NEW DELHI: General Motors has put investment plans in India “on hold” as the US auto major struggles to make a business case due to constantly declining sales, low production and a portfolio that will shrink to just one model from May.
As the company shuts down operations at its Halol factory in Gujarat from next month, speculation is rife that it may review operations at its Talegaon facility in Maharashtra and could give access of the factory to the PSA Group, the European car major that owns Peugeot and Citroen.
Sources said General Motors is carrying out a thorough review of its India business and a potential partnership with the PSA Group is being seen as one of the options. Talks around India come weeks after the PSA Group, a French auto major, bought out the loss-making Opel division from GM in Europe for $2.3 billion.
When contacted for a comment on talks with the PSA Group, a GM spokesperson said, “We do not respond to speculation. GM India continues to focus on consolidating manufacturing at our Talegaon plant.”
A questionnaire sent to a spokesperson of the PSA Group remained unanswered. The PSA Group has also entered into a partnership with the CK Birla Group as part of which it will consider manufacturing cars from Hindustan Motors’ plant in Tamil Nadu.
The operations of GM in India have been on a decline over the past few years. Asked to comment on the company’s thin product line-up and difficult operations, the GM India spokesperson said, “… global investments in India product programmes are on hold as we conduct complete review of our portfolio. It remains on hold.” The company said that even as the Beat Mini will be the only car that it will produce in India after the closure of the Halol plant, it has built up “enough supplies” of the Tavera MPV and the Cruze sedan (whose production will shut down soon) to ensure a diversified portfolio at retail points.

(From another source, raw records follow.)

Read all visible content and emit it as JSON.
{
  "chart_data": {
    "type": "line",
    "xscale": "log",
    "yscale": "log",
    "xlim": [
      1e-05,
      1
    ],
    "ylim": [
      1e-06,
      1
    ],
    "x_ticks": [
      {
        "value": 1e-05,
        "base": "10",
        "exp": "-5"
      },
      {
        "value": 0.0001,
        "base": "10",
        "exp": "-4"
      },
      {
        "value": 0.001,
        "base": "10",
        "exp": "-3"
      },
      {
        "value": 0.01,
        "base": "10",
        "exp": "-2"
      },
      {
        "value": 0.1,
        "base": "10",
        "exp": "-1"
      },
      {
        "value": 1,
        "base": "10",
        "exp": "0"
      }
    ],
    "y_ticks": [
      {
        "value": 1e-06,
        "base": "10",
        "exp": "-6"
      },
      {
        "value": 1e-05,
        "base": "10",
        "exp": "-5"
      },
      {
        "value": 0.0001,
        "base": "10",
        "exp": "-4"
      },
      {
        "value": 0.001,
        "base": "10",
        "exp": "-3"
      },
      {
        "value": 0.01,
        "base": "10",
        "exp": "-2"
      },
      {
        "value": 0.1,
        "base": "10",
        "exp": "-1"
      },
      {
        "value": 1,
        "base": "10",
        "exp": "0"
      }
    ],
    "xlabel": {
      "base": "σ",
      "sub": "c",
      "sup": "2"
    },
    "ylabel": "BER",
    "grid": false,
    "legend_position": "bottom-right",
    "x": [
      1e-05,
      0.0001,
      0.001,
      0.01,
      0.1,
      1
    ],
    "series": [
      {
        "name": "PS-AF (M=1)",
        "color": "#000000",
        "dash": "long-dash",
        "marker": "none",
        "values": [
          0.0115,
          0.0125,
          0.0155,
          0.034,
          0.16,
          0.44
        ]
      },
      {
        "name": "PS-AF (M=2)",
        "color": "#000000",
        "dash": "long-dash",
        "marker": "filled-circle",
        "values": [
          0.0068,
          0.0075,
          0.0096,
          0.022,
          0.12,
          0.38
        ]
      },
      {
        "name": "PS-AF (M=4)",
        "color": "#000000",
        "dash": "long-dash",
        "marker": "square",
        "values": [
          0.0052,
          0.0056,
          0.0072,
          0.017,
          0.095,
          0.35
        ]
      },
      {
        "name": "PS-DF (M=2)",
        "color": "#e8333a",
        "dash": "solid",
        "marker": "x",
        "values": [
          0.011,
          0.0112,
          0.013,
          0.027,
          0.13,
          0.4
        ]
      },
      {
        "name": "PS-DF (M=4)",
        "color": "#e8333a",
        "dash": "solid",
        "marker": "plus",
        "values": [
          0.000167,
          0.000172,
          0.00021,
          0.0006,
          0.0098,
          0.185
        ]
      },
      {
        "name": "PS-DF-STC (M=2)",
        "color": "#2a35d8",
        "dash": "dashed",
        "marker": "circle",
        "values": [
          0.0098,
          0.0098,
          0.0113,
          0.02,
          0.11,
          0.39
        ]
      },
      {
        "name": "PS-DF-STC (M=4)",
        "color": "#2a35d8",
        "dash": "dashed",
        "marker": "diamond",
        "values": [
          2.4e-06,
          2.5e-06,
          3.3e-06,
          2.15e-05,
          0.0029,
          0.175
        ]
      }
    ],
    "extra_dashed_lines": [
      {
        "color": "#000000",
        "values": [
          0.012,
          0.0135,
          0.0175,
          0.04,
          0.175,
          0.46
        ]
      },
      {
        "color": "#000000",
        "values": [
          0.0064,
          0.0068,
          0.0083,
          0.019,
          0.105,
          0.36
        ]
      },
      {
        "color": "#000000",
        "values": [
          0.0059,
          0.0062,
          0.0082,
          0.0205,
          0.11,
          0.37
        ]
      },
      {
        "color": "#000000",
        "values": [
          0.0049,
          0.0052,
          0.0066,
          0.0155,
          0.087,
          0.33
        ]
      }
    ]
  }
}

Asked whether the company is planning an exit from India “temporarily” as it works out a new strategy for the market, the spokesperson said, “We do not respond to speculation. As we have said many times, GM continues to believe in the growth potential of the Indian market and we are currently evaluating our future product portfolio.”
Sources, however, said that things are “not so rosy and (are) really difficult”. A headhunter said that several employees are seeking opportunities elsewhere.
Sales of General Motors India have been on a decline over the past few years, and remain a pale shadow of the robust 1.1 lakh units that the company sold in 2011-12. The company is expected to close this fiscal with just one-fourth of that number, and the future looks even more difficult as the shutting down of the Halol plant means the exit of Cruze sedan and Tavera MPV. The Beat mini, which is also being exported to Mexico in a left-hand drive version, will be the only car in the company’s portfolio for now, a grim picture when compared to the robust product portfolio that the company had just a few years back.
The spokesperson said that the company has a plan as the time progresses. “We are working with our dealers to ensure they have appropriate supply of vehicles ahead of the launch of the new Chevrolet Beat and Essentia.” The Essentia is a sub-4 meter compact sedan that the company has been planning for India, though sources say that “this may also be shelved”.
Dealers are worried, even as the Indian subsidiary’s top management met them as recently as last week to assuage their concerns. “It is not a healthy scenario right now at GM India. We are not satisfied with the meeting with the team here, and have sought a meeting with GM’s global management in the US,” one of the company’s top dealer said, requesting anonymity. “It is not possible to just survive with the Beat mini.”
Another dealer said that the future of so many families — those of employees, suppliers and dealers — is dependent on what the company decides to do with its operations. “We are not being compensated, and are sustaining operations only through servicing of cars,” another dealer said.
Company insiders said that at a recent meeting, the top management apprised senior functionaries of the current situation. “The meeting was held in Singapore, and the company tried to give an overview of its plans. But not many are convinced,” a senior executive said.